It has been said that all fear is fear of death.
I’ve managed to get my head around the fact that all negative emotions are fear. Envy is fear. Anger is fear. Anxiety is fear.
But I hadn’t gotten my head around all fear being fear of death until I came to live with a kid obsessed with death.
Two weeks ago: after a half-hour lost to the ephemeral delights of Screaming Flailing Crazyland on account of who-remembers-what transition, probably that it was time to go to gymnastics, I finally cornered Noodle, gave her a fierce hug, got down in her face, and said gently, “I know you have a hard time when things change when you aren’t ready for them to change.”
Her face crumpled. “I don’t want to grow up! I don’t want to die! I want to be five forever!”
Whoa, dude. And I thought I was existential.
Yesterday, on the way to swimming lessons, apropos of nothing: “Is everybody going to die, the whole world, everybody?”
I’ve learned to just cut to the chase. “Yes.”

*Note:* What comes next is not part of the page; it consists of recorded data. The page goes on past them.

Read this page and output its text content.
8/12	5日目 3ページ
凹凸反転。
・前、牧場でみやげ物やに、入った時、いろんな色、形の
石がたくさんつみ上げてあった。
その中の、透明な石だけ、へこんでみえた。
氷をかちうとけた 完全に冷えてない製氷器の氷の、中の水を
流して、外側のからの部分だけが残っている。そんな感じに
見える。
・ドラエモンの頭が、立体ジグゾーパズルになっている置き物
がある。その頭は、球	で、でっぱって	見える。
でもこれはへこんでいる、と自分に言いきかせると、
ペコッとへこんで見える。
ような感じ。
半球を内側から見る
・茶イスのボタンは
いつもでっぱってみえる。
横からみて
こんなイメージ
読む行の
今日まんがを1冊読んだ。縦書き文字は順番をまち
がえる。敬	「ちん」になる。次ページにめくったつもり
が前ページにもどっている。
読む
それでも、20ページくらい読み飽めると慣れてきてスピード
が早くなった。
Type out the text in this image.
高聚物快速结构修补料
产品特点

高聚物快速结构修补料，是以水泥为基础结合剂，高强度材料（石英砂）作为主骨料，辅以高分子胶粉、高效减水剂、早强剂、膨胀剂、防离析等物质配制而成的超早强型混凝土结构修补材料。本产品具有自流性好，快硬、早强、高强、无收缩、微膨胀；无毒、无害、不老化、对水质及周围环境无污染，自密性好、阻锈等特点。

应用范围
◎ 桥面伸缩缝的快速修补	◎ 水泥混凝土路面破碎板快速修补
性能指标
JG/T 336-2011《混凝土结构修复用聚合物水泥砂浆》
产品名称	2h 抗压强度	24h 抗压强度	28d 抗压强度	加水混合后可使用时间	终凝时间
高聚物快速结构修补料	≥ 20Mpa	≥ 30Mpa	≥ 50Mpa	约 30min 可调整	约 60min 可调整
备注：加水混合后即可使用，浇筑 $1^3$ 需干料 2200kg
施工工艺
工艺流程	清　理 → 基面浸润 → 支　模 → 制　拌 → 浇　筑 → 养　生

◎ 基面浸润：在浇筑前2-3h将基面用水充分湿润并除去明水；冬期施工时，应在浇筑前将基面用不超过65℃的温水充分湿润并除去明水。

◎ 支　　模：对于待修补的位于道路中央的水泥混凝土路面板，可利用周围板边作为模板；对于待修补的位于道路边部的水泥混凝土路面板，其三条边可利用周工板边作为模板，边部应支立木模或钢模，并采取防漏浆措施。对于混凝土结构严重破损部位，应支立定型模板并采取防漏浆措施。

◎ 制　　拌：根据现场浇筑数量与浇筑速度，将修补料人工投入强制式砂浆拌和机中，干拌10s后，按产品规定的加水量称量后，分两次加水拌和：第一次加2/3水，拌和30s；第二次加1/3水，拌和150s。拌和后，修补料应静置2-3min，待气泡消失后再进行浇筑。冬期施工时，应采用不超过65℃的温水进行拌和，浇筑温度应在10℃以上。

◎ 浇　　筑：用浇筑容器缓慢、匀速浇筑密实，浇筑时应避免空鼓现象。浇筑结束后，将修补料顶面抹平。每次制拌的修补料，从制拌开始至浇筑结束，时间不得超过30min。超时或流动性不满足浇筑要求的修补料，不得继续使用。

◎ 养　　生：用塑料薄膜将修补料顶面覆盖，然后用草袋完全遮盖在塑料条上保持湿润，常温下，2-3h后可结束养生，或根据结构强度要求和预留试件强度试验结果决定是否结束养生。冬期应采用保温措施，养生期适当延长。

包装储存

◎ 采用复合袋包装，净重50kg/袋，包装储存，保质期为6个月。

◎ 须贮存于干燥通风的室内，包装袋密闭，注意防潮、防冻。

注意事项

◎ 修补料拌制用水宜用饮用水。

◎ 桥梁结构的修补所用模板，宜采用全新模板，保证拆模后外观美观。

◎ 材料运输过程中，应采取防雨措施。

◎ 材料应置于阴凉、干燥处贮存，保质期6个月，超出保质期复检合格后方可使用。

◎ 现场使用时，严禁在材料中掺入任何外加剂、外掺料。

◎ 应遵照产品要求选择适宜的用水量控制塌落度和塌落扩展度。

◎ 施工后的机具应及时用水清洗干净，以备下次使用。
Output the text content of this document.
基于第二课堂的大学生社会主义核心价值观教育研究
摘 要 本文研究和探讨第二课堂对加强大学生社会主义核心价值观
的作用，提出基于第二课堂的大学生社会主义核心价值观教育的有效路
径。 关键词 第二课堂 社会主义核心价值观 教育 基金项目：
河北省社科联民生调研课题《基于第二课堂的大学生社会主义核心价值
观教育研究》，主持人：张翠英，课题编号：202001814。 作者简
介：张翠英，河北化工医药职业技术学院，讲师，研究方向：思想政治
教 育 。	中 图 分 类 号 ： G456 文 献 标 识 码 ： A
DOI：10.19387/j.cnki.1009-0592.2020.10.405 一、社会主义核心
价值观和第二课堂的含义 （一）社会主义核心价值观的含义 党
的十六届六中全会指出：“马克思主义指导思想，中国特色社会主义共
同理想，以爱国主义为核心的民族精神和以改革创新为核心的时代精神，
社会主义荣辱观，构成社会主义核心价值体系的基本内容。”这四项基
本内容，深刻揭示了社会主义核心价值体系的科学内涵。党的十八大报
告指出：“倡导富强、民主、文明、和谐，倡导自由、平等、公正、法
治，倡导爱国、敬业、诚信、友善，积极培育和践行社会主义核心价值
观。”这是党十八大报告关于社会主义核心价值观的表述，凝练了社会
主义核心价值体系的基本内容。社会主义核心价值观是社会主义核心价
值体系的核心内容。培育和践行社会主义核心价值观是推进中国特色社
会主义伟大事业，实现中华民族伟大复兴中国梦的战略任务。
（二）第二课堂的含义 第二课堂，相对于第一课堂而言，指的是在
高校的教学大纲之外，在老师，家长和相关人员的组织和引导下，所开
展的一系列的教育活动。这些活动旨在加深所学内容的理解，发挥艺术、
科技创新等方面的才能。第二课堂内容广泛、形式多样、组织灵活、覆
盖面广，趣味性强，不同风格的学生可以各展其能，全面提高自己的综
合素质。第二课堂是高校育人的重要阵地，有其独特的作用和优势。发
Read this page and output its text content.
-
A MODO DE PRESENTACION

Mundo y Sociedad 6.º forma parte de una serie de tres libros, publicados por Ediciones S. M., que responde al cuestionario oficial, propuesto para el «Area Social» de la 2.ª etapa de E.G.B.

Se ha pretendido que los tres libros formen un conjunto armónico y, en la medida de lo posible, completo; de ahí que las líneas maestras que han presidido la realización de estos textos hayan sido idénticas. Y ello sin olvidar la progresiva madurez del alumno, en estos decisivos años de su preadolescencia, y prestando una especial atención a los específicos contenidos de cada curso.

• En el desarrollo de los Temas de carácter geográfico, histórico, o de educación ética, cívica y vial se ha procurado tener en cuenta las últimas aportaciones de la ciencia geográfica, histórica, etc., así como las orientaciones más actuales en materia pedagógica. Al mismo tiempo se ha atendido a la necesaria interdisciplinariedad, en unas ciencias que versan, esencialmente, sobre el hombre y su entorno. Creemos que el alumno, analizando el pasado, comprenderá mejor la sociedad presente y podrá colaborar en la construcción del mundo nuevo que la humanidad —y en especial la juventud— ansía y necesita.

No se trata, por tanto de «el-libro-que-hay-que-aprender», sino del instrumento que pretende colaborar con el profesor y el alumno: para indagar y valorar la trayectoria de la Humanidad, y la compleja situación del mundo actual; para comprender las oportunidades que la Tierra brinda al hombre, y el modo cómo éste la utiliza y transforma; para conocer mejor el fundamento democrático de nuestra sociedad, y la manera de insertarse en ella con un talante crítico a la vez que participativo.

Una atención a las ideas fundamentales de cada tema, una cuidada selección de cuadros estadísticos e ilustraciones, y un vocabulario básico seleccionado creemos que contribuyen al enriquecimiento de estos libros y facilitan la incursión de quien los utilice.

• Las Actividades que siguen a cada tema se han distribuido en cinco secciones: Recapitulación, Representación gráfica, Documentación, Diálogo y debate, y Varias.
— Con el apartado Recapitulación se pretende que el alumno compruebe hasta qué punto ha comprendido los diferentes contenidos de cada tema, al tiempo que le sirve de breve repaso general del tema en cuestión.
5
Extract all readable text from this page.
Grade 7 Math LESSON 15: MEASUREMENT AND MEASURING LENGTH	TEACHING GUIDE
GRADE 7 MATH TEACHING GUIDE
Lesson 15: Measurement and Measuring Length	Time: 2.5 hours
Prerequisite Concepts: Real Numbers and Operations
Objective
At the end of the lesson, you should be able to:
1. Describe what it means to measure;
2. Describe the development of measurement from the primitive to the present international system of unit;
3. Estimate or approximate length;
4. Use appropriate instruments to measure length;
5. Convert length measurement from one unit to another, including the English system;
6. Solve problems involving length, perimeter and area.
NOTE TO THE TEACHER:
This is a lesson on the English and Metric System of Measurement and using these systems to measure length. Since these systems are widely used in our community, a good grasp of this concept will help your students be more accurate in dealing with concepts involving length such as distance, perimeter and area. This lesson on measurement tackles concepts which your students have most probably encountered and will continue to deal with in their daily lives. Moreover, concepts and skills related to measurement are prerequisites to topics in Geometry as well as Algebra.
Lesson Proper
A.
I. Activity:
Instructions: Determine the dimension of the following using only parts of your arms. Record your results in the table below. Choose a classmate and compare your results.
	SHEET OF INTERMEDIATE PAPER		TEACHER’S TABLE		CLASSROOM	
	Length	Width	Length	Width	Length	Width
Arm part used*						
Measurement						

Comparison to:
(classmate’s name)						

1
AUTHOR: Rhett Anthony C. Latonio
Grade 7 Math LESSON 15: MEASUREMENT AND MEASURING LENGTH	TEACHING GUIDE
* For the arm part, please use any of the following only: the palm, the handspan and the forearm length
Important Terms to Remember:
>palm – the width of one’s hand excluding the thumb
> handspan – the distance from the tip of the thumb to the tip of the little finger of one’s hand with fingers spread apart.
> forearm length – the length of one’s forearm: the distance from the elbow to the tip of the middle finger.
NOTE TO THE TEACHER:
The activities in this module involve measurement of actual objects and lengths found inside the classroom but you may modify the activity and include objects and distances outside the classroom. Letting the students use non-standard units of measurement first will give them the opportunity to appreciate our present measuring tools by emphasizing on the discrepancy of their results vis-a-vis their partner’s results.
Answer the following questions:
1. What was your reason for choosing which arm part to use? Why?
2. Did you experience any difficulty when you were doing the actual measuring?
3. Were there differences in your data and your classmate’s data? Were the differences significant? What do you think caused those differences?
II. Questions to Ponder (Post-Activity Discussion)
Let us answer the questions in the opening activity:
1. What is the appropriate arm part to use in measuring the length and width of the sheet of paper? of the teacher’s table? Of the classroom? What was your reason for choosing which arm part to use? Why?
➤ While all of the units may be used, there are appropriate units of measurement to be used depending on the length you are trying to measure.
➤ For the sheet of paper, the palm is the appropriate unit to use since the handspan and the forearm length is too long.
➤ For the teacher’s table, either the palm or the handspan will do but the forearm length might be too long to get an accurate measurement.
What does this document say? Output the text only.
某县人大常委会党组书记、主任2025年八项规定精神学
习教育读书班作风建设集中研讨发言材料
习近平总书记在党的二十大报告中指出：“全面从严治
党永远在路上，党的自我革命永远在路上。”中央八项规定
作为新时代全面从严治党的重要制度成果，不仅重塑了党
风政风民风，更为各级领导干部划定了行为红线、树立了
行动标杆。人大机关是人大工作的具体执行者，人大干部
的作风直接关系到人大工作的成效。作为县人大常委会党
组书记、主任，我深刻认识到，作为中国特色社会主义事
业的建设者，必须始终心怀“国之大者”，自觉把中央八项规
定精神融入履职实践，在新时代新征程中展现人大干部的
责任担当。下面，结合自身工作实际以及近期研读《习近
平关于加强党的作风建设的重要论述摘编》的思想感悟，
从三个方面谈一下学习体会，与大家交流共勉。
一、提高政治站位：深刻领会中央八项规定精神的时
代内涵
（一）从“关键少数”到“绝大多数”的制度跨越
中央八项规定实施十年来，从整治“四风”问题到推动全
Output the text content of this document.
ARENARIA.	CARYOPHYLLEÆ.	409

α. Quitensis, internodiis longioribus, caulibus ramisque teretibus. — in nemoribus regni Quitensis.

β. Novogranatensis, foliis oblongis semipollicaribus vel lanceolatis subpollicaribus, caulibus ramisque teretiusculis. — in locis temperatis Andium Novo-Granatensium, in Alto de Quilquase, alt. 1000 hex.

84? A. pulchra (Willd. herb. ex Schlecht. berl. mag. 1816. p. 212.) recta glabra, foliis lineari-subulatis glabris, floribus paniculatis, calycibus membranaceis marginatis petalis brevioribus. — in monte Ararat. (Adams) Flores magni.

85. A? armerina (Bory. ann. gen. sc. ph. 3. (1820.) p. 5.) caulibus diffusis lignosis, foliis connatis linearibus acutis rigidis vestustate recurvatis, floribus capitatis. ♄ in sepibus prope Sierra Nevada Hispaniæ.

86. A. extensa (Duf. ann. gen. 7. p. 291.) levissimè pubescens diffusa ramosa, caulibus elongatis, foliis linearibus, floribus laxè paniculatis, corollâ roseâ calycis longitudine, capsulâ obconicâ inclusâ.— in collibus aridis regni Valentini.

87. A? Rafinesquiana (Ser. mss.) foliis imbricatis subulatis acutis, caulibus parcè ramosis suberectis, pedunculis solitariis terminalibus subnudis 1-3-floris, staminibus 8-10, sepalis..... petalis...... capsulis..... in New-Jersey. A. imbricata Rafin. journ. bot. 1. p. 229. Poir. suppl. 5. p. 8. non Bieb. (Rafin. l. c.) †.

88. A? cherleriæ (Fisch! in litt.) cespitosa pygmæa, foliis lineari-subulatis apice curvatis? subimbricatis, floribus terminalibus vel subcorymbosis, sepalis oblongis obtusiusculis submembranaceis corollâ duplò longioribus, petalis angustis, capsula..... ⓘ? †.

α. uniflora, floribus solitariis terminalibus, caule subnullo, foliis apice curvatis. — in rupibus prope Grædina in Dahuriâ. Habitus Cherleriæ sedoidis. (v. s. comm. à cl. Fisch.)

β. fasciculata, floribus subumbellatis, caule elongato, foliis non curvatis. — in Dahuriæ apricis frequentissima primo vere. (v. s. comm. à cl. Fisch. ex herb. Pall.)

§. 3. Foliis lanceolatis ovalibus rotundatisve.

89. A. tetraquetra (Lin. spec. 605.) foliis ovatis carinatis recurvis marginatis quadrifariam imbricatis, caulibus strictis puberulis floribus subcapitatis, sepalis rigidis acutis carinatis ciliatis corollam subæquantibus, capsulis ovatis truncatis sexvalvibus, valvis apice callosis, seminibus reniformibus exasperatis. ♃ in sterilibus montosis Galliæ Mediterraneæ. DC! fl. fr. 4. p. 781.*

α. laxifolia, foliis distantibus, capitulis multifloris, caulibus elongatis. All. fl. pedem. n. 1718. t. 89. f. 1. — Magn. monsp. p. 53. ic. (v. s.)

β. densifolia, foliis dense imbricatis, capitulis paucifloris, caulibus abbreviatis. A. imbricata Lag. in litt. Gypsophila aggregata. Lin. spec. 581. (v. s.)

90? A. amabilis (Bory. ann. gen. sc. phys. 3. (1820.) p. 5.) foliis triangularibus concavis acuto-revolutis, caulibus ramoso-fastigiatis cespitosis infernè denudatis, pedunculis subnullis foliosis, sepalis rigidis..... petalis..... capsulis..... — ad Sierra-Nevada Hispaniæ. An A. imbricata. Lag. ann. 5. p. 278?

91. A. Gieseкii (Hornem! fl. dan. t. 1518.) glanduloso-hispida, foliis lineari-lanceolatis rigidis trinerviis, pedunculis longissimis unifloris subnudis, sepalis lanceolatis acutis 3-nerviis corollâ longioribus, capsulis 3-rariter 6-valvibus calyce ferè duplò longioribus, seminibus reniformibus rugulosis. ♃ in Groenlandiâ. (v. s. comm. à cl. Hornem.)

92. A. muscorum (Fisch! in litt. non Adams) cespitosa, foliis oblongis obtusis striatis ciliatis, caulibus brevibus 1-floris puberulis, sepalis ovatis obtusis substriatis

“But that’s sad! I don’t want to die.”
“You aren’t going to die for a long, long time.”
“But, actually,” she brightly reconsidered, “ I want to try die, like, die for a minute and come alive again.”
“Well, sweetie, it doesn’t work that way.”
“Why not? I want to. Then I would know what it would be like, you know, for later.”
Before I could respond to this (who knows how) we arrived at our destination (“Land Ho!” hollered Chicken Little) and I was off the hook until next time.
Surely, if not before then, in May, when her brother’s birth/deathday rolls around. Unsurprisingly, Noodle thinks his cemetery plot is the most fascinating place on earth (“Is he really in there?”).
She recently told her entire preschool class about the cemetery (“We go and visit him at the place where all people go to die”) and her brother (“he lives there, but not really lives, because he’s dead”) with an enthusiasm akin to if he were, say, a newly acquired guinea pig.
To Noodle, the whole dead-sibling thing is like, seriously cool.
It’s given me a totally refreshing take on that particular situation, I must say.